By default in awk the Field Separator (FS) is space or tabs. Since you mentioned you wanted to loop over each character and not word, we will have to redefine the FS to nothing. Something like this -

[jaypal:~/Temp] echo "here is a string" | awk -v FS="" '
{for (i=1;i<=NF;i++) printf "Character "i": " $i"\n"}' 
Character 1: h
Character 2: e
Character 3: r
Character 4: e
Character 5:  
Character 6: i
Character 7: s
Character 8:  
Character 9: a
Character 10:  
Character 11: s
Character 12: t
Character 13: r
Character 14: i
Character 15: n
Character 16: g
jaypal singh
  • 74,723
  • 23
  • 102
  • 147
  • 1
    hm. actually, it works when FS is set in the code, but in a bit different way... (eg. first line is not parsed) Any ideas why? –  Apr 02 '14 at 09:54
  • 3
    It's because the first line is already read before with default FS. – jaypal singh Apr 02 '14 at 11:46
  • 3
    @vaxquis You have to do it in BEGIN: `'BEGIN {FS="";}'` – alephreish Apr 14 '14 at 14:36
  • 1
    @vaxquis Setting the `FS` outside the code or in `BEGIN` is one and the same thing. `BEGIN` block is read only once before the first line of input is read. – jaypal singh Apr 14 '14 at 15:44
  • Note that the behavior of an empty `FS` in many implementations of awk is undefined: https://stackoverflow.com/questions/22044272/gawk-fs-to-split-record-into-individual-characters – Soren Bjornstad Jan 15 '19 at 12:17
8

Not all awk implementations support the above solutions.
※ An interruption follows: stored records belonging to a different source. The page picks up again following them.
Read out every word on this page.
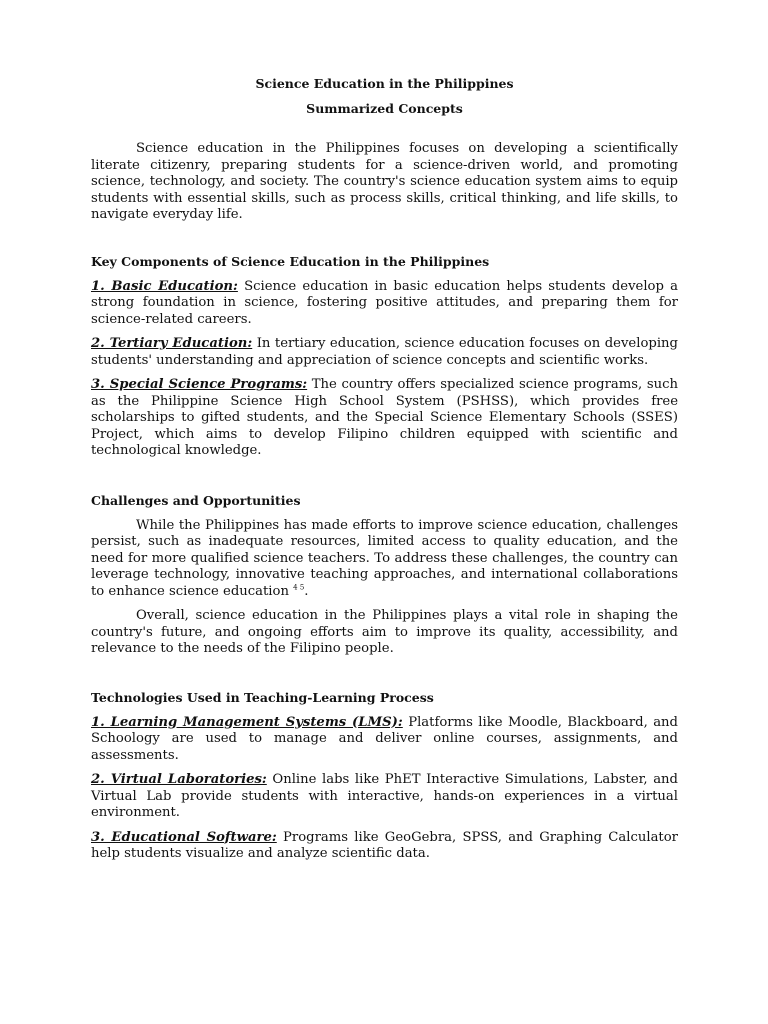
Science Education in the Philippines
Summarized Concepts

Science education in the Philippines focuses on developing a scientifically literate citizenry, preparing students for a science-driven world, and promoting science, technology, and society. The country's science education system aims to equip students with essential skills, such as process skills, critical thinking, and life skills, to navigate everyday life.

Key Components of Science Education in the Philippines

1. Basic Education: Science education in basic education helps students develop a strong foundation in science, fostering positive attitudes, and preparing them for science-related careers.

2. Tertiary Education: In tertiary education, science education focuses on developing students' understanding and appreciation of science concepts and scientific works.

3. Special Science Programs: The country offers specialized science programs, such as the Philippine Science High School System (PSHSS), which provides free scholarships to gifted students, and the Special Science Elementary Schools (SSES) Project, which aims to develop Filipino children equipped with scientific and technological knowledge.

Challenges and Opportunities

While the Philippines has made efforts to improve science education, challenges persist, such as inadequate resources, limited access to quality education, and the need for more qualified science teachers. To address these challenges, the country can leverage technology, innovative teaching approaches, and international collaborations to enhance science education $^{4 5}$.

Overall, science education in the Philippines plays a vital role in shaping the country's future, and ongoing efforts aim to improve its quality, accessibility, and relevance to the needs of the Filipino people.

Technologies Used in Teaching-Learning Process

1. Learning Management Systems (LMS): Platforms like Moodle, Blackboard, and Schoology are used to manage and deliver online courses, assignments, and assessments.

2. Virtual Laboratories: Online labs like PhET Interactive Simulations, Labster, and Virtual Lab provide students with interactive, hands-on experiences in a virtual environment.

3. Educational Software: Programs like GeoGebra, SPSS, and Graphing Calculator help students visualize and analyze scientific data.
In that case you could use substr:

echo here is a string | awk '{
  for (i=0; ++i <= length($0);) 
    printf "%s\n", substr($0, i, 1)
  }'

P.S. In some awk implementations length without arguments defaults to $0, i.e. length and length($0) are equivalent.

Dimitre Radoulov
  • 27,252
  • 4
  • 40
  • 48
2

if you have gawk:

awk '$0=gensub(/(.)/,"\\1\n","g")' file

test:

kent$  echo "I am a String"|awk '$0=gensub(/(.)/,"\\1\n","g")'
I

a
m

a

S
t
r
i
n
g
Kent
  • 189,393
  • 32
  • 233
  • 301